D’un doigt tremblant, il effleura le visage de sa vis-à-vis. Oui, c’était bien là l’inconnue qui lui avait rendu son regard, de la surface de la source. Il n’avait guère eu le temps de le faire alors, mais, maintenant, il la contemplait avec une surprise et une curiosité croissantes. Est-ce qu’un garçon la guignerait comme ses propres copains guignaient les filles qu’ils convoitaient ? L’idée que Ki le regarderait éventuellement de cette manière fit courir dans tout son être la sensation d’un frisson brûlant qui finit par se concentrer au creux de ses hanches comme les douleurs naguère causées par la marée lunaire, à ce détail près que celle-ci ne faisait pas mal. Au contraire même, puisqu’elle suscita sous sa chemise un début d’érection. Quitte à s’empourprer d’une pareille manifestation, il ne parvint pas à détourner son regard. Subitement envahi de nouveau par le sentiment par trop familier de sa solitude et de son défaut d’assurance, il eut recours à l’unique témoin dont il pût disposer.
Frère ne s’y réfléchissant pas, Tobin dut le prier de se placer à côté du miroir, de manière à pouvoir comparer leurs visages respectifs.
« Sœur », murmura le fantôme, comme s’il comprenait à demi-mot la peine inexprimable qui gonflait de plus en plus le cœur de Tobin.
Mais déjà s’était dissipée la fragile illusion. Campé près du spectre jumeau ne se voyait plus que le reflet d’un garçon affublé d’un manteau de femme.
« Sœur, répéta Frère.
— C’est cela que tu vois quand tu me regardes ? » lui souffla Tobin.
Frère n’eut pas le loisir de répondre que des éclats de voix se firent entendre dans le corridor. En dépit de la porte dûment verrouillée, Tobin se pétrifia comme un lièvre apeuré, l’oreille attentive aux saluts qu’échangeaient Laris et Koni. Il ne s’agissait là que d’une relève de garde, il le savait bien, mais il n’en avait pas moins l’impression d’être comme un voleur à deux doigts de se faire prendre en flagrant délit. Que se passerait-il si quiconque s’avisait qu’il avait quitté sa chambre en pleine nuit pour venir fureter ici ?
Que se passerait-il si Ki l’y trouvait travesti de la sorte ?
« Va-t’en, Frère ! » siffla-t-il avant de se défaire en toute hâte de la cape et de la boucle d’oreille. Une fois mouchées les deux lampes, il s’aventura à tâtons vers la porte et resta aux aguets jusqu’à ce que les voix soient allées s’éteindre à l’autre extrémité du corridor.
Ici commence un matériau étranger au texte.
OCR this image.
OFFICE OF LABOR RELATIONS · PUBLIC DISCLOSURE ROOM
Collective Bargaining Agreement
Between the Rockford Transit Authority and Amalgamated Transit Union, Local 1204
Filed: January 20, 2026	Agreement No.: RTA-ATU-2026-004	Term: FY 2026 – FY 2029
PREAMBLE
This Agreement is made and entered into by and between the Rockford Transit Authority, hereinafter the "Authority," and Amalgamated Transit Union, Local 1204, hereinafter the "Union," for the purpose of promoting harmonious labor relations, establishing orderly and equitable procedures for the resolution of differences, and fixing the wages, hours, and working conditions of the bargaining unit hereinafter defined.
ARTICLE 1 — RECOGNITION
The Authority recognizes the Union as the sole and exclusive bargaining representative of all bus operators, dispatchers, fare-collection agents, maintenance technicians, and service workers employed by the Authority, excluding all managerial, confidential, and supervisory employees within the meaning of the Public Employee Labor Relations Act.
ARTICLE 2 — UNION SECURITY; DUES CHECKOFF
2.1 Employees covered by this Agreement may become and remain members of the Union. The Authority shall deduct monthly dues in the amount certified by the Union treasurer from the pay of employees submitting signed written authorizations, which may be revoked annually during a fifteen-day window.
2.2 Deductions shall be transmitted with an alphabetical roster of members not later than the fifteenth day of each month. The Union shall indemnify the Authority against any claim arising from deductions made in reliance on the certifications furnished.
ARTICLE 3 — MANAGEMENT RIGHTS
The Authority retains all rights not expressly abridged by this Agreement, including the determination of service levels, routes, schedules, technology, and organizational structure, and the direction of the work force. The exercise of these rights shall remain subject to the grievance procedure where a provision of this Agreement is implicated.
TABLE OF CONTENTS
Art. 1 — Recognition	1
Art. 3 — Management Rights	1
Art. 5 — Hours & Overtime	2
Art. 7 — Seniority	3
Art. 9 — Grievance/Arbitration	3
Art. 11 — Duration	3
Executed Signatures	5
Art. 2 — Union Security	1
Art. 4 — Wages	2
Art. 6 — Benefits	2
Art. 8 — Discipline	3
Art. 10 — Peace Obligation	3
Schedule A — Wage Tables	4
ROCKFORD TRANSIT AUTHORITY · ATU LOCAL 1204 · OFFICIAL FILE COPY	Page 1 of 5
Il rebroussa chemin vers sa propre chambre sans croiser âme qui vive et, lorsqu’il réintégra le lit, Ki ne remua ni pied ni patte. Après avoir tiré les couvertures par-dessus sa tête, il ferma les yeux et s’efforça de ne pas plus penser à la façon dont virevoltaient les lourdes soieries autour de ses jambes nues qu’aux minutes extravagantes durant lesquelles un visage différent du sien lui avait retourné le regard de ses propres yeux.
Je suis un garçon, se dit-il silencieusement, tout en resserrant la fermeture de ses paupières, et un prince. Je suis un prince.